How does SSLstrip work?

You should watch Moxie Marlinspike's talk Defeating SSL using SSLStrip. In short SSLStrip is a type of MITM attack that forces a victim's browser into communicating with an adversary in plain-text over HTTP, and the adversary proxies the modified content from an HTTPS server. To do this, SSLStrip is "stripping" https:// URLs and turning them into http:// URLs.

HSTS is a proposed solution to this problem.


Talking about possible solutions: The only truly reliable way to prevent/detect SSL stripping is using always-encrypted communication & side-channel authentication of the TLS (basically use the TLS key exchange, but replace PKI/certificate based authentication with user or device based authentication). This means in practice that after an key exchange the server and the user end up with certain shared secrets or keys.

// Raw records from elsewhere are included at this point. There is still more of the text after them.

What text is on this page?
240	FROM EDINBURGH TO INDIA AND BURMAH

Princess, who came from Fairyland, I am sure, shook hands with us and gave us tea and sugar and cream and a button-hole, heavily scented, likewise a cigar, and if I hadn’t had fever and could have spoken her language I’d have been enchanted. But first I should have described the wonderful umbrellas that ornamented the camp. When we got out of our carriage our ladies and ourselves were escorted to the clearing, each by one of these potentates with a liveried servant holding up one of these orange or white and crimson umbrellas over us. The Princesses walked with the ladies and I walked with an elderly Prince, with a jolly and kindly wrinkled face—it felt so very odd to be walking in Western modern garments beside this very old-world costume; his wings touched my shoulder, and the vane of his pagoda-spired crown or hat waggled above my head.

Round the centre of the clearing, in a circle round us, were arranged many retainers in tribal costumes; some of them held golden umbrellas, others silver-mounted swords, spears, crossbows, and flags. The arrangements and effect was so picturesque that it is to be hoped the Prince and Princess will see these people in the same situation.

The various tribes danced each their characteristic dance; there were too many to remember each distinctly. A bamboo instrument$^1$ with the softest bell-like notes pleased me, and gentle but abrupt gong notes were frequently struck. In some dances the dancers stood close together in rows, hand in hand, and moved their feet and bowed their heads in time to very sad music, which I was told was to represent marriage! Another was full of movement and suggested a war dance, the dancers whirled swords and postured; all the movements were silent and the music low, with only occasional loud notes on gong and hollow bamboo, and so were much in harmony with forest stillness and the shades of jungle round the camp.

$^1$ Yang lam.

Client and server then use a discrete authentication channel (eg. using SSH or other methods of strong asymmetric authentication) and authenticate both their identities and the TLS keys. If the keys are the same, you have a certainty of 100% end-to-end encrypted channel.

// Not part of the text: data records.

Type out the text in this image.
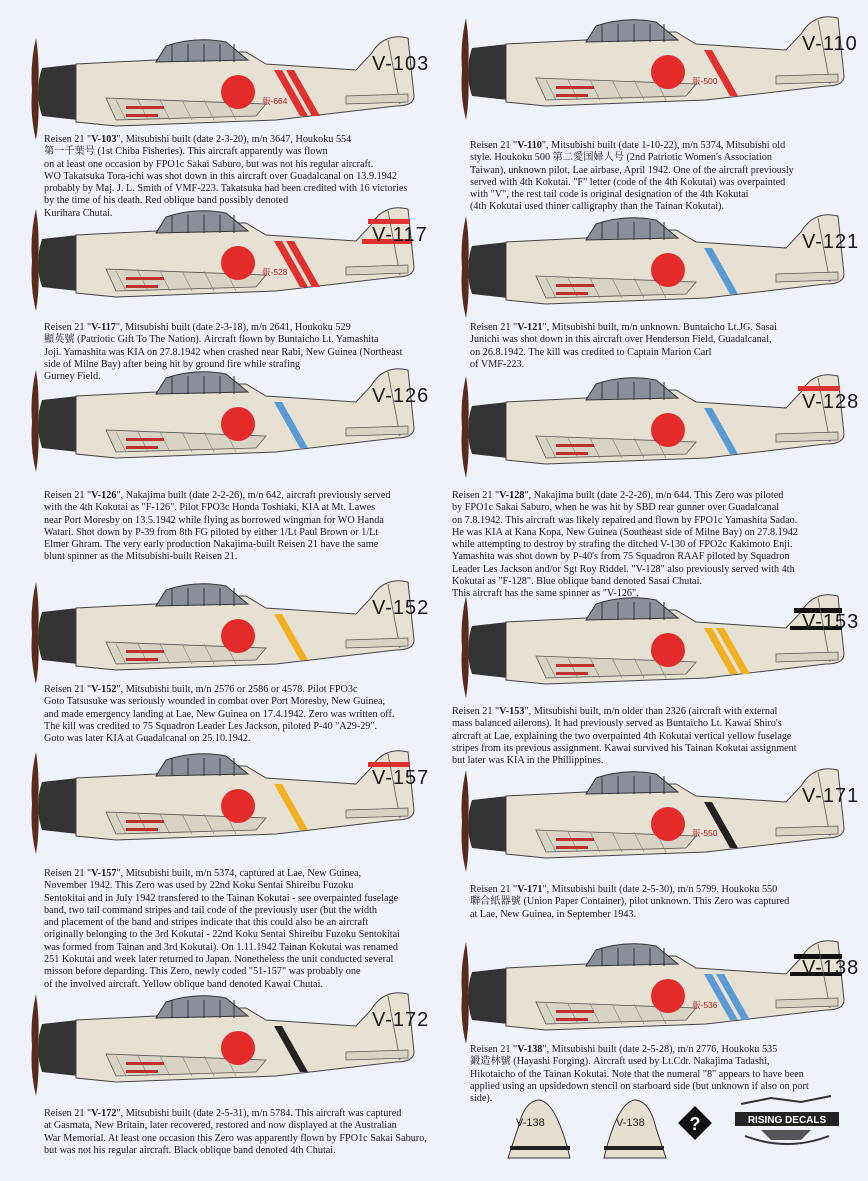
V-103
報-664
Reisen 21 "V-103", Mitsubishi built (date 2-3-20), m/n 3647, Houkoku 554
第一千葉号 (1st Chiba Fisheries). This aircraft apparently was flown
on at least one occasion by FPO1c Sakai Saburo, but was not his regular aircraft.
WO Takatsuka Tora-ichi was shot down in this aircraft over Guadalcanal on 13.9.1942
probably by Maj. J. L. Smith of VMF-223. Takatsuka had been credited with 16 victories
by the time of his death. Red oblique band possibly denoted
Kurihara Chutai.
V-117
報-528
Reisen 21 "V-117", Mitsubishi built (date 2-3-18), m/n 2641, Houkoku 529
顯英號 (Patriotic Gift To The Nation). Aircraft flown by Buntaicho Lt. Yamashita
Joji. Yamashita was KIA on 27.8.1942 when crashed near Rabi, New Guinea (Northeast
side of Milne Bay) after being hit by ground fire while strafing
Gurney Field.
V-126
Reisen 21 "V-126", Nakajima built (date 2-2-26), m/n 642, aircraft previously served
with the 4th Kokutai as "F-126". Pilot FPO3c Honda Toshiaki, KIA at Mt. Lawes
near Port Moresby on 13.5.1942 while flying as borrowed wingman for WO Handa
Watari. Shot down by P-39 from 8th FG piloted by either 1/Lt Paul Brown or 1/Lt
Elmer Ghram. The very early production Nakajima-built Reisen 21 have the same
blunt spinner as the Mitsubishi-built Reisen 21.
V-152
Reisen 21 "V-152", Mitsubishi built, m/n 2576 or 2586 or 4578. Pilot FPO3c
Goto Tatsusuke was seriously wounded in combat over Port Moresby, New Guinea,
and made emergency landing at Lae, New Guinea on 17.4.1942. Zero was written off.
The kill was credited to 75 Squadron Leader Les Jackson, piloted P-40 "A29-29".
Goto was later KIA at Guadalcanal on 25.10.1942.
V-157
Reisen 21 "V-157", Mitsubishi built, m/n 5374, captured at Lae, New Guinea,
November 1942. This Zero was used by 22nd Koku Sentai Shireibu Fuzoku
Sentokitai and in July 1942 transfered to the Tainan Kokutai - see overpainted fuselage
band, two tail command stripes and tail code of the previously user (but the width
and placement of the band and stripes indicate that this could also be an aircraft
originally belonging to the 3rd Kokutai - 22nd Koku Sentai Shireibu Fuzoku Sentokitai
was formed from Tainan and 3rd Kokutai). On 1.11.1942 Tainan Kokutai was renamed
251 Kokutai and week later returned to Japan. Nonetheless the unit conducted several
misson before deparding. This Zero, newly coded "51-157" was probably one
of the involved aircraft. Yellow oblique band denoted Kawai Chutai.
V-172
Reisen 21 "V-172", Mitsubishi built (date 2-5-31), m/n 5784. This aircraft was captured
at Gasmata, New Britain, later recovered, restored and now displayed at the Australian
War Memorial. At least one occasion this Zero was apparently flown by FPO1c Sakai Saburo,
but was not his regular aircraft. Black oblique band denoted 4th Chutai.
V-110
報-500
Reisen 21 "V-110", Mitsubishi built (date 1-10-22), m/n 5374, Mitsubishi old
style. Houkoku 500 第二愛国婦人号 (2nd Patriotic Women's Association
Taiwan), unknown pilot, Lae airbase, April 1942. One of the aircraft previously
served with 4th Kokutai. "F" letter (code of the 4th Kokutai) was overpainted
with "V", the rest tail code is original designation of the 4th Kokutai
(4th Kokutai used thiner calligraphy than the Tainan Kokutai).
V-121
Reisen 21 "V-121", Mitsubishi built, m/n unknown. Buntaicho Lt.JG. Sasai
Junichi was shot down in this aircraft over Henderson Field, Guadalcanal,
on 26.8.1942. The kill was credited to Captain Marion Carl
of VMF-223.
V-128
Reisen 21 "V-128", Nakajima built (date 2-2-26), m/n 644. This Zero was piloted
by FPO1c Sakai Saburo, when he was hit by SBD rear gunner over Guadalcanal
on 7.8.1942. This aircraft was likely repaired and flown by FPO1c Yamashita Sadao.
He was KIA at Kana Kopa, New Guinea (Southeast side of Milne Bay) on 27.8.1942
while attempting to destroy by strafing the ditched V-130 of FPO2c Kakimoto Enji.
Yamashita was shot down by P-40's from 75 Squadron RAAF piloted by Squadron
Leader Les Jackson and/or Sgt Roy Riddel. "V-128" also previously served with 4th
Kokutai as "F-128". Blue oblique band denoted Sasai Chutai.
This aircraft has the same spinner as "V-126".
V-153
Reisen 21 "V-153", Mitsubishi built, m/n older than 2326 (aircraft with external
mass balanced ailerons). It had previously served as Buntaicho Lt. Kawai Shiro's
aircraft at Lae, explaining the two overpainted 4th Kokutai vertical yellow fuselage
stripes from its previous assignment. Kawai survived his Tainan Kokutai assignment
but later was KIA in the Phillippines.
V-171
報-550
Reisen 21 "V-171", Mitsubishi built (date 2-5-30), m/n 5799, Houkoku 550
聯合紙器號 (Union Paper Container), pilot unknown. This Zero was captured
at Lae, New Guinea, in September 1943.
V-138
報-536
Reisen 21 "V-138", Mitsubishi built (date 2-5-28), m/n 2776, Houkoku 535
鍛造林號 (Hayashi Forging). Aircraft used by Lt.Cdr. Nakajima Tadashi,
Hikotaicho of the Tainan Kokutai. Note that the numeral "8" appears to have been
applied using an upsidedown stencil on starboard side (but unknown if also on port
side).
V-138	V-138 ?	RISING DECALS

If there is a man-in-the-middle, he could do 2 attack vectors:

  1. MITM could terminate TLS communication with the server at his point and let user communicate via HTTP. This causes no alerts in traditional TLS/HSTS. However, this will be discovered by the side-channel authentication, because the server and the client have different TLS keys (key 1 and no-key).

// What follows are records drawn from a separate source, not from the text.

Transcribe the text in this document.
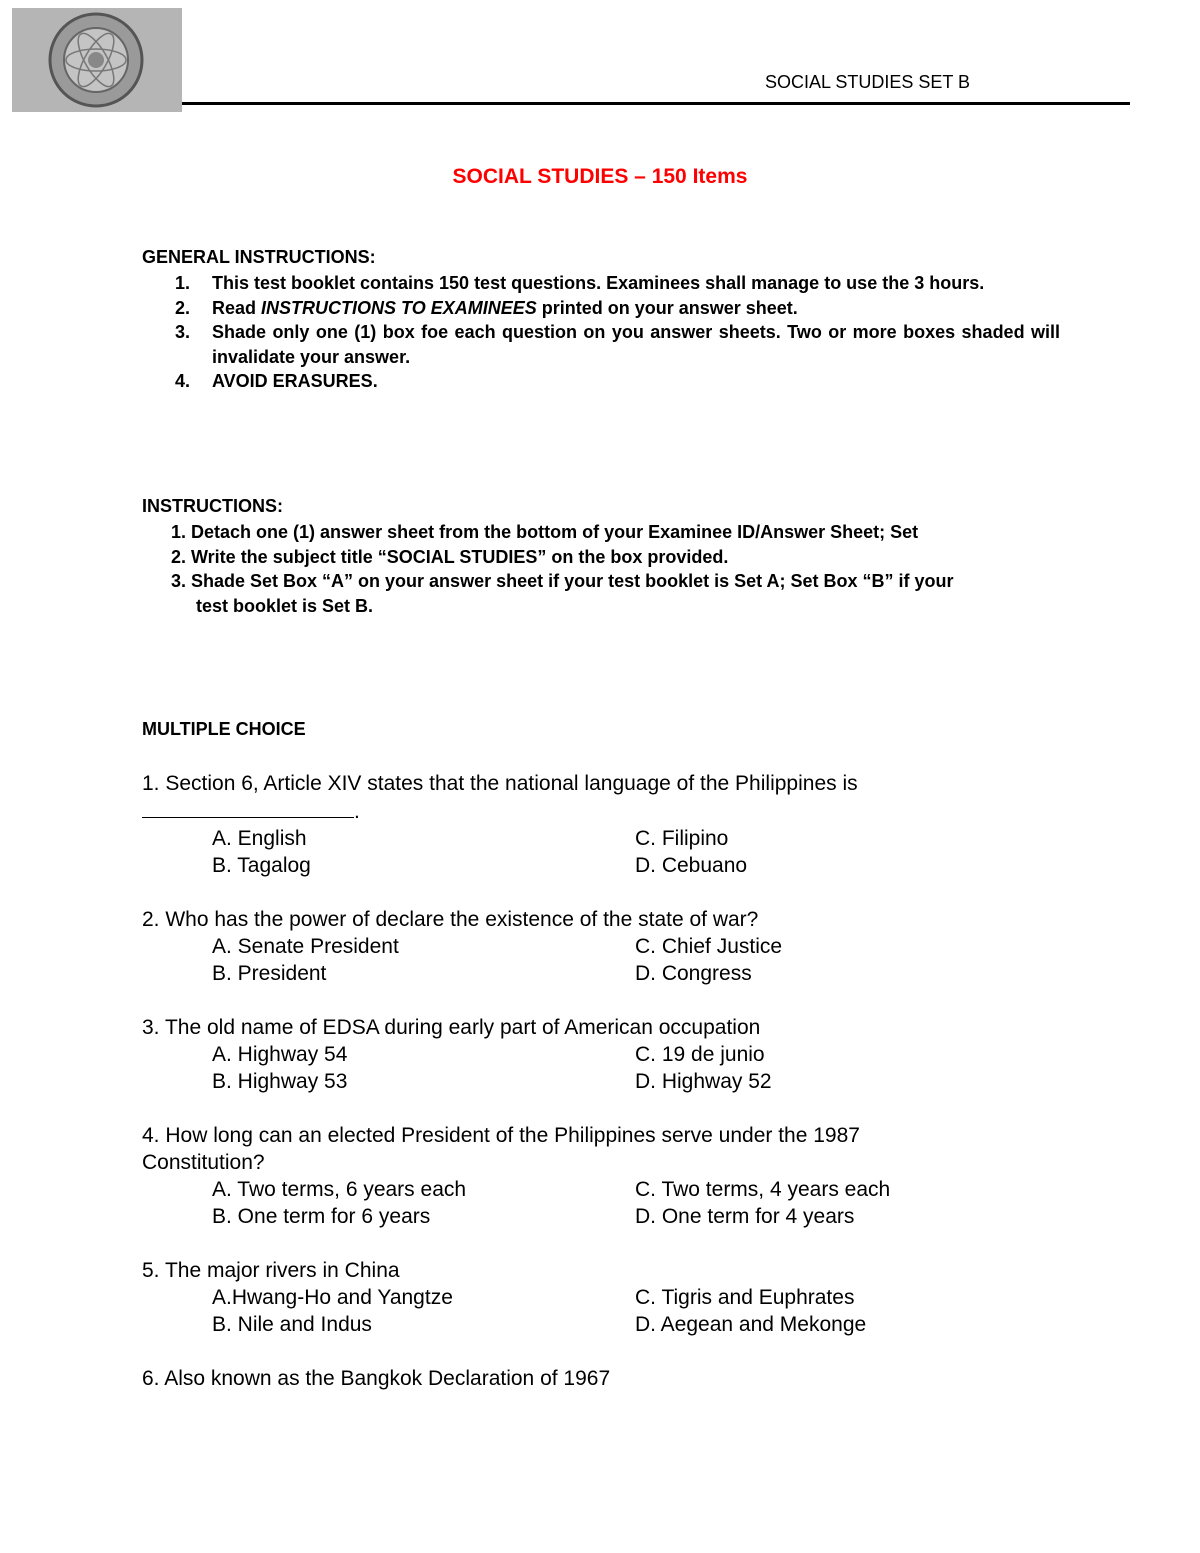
SOCIAL STUDIES SET B
SOCIAL STUDIES – 150 Items
GENERAL INSTRUCTIONS:
1.	This test booklet contains 150 test questions. Examinees shall manage to use the 3 hours.
2.	Read INSTRUCTIONS TO EXAMINEES printed on your answer sheet.
3.	Shade only one (1) box foe each question on you answer sheets. Two or more boxes shaded will invalidate your answer.
4.	AVOID ERASURES.
INSTRUCTIONS:
1. Detach one (1) answer sheet from the bottom of your Examinee ID/Answer Sheet; Set
2. Write the subject title “SOCIAL STUDIES” on the box provided.
3. Shade Set Box “A” on your answer sheet if your test booklet is Set A; Set Box “B” if your
test booklet is Set B.
MULTIPLE CHOICE
1. Section 6, Article XIV states that the national language of the Philippines is
.
A. English	C. Filipino
B. Tagalog	D. Cebuano
2. Who has the power of declare the existence of the state of war?
A. Senate President	C. Chief Justice
B. President	D. Congress
3. The old name of EDSA during early part of American occupation
A. Highway 54	C. 19 de junio
B. Highway 53	D. Highway 52
4. How long can an elected President of the Philippines serve under the 1987 Constitution?
A. Two terms, 6 years each	C. Two terms, 4 years each
B. One term for 6 years	D. One term for 4 years
5. The major rivers in China
A.Hwang-Ho and Yangtze	C. Tigris and Euphrates
B. Nile and Indus	D. Aegean and Mekonge
6. Also known as the Bangkok Declaration of 1967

  2. MITM could use a forged or stolen certificate. This might or might not trigger an alert, depending on the used certificate (it might be increasingly easy thanks to Let's Encrypt initiative). This attack would again be discovered by the side-channel authenticated TLS, because the server would have different key than the client (server has key1, MITM has key1 to the server, MITM has key2 to the client, client has key2).

This kills the SSL certificates as a bonus and it would also work with with CDNs Please note that this solution is not immune to backdoors to encryption.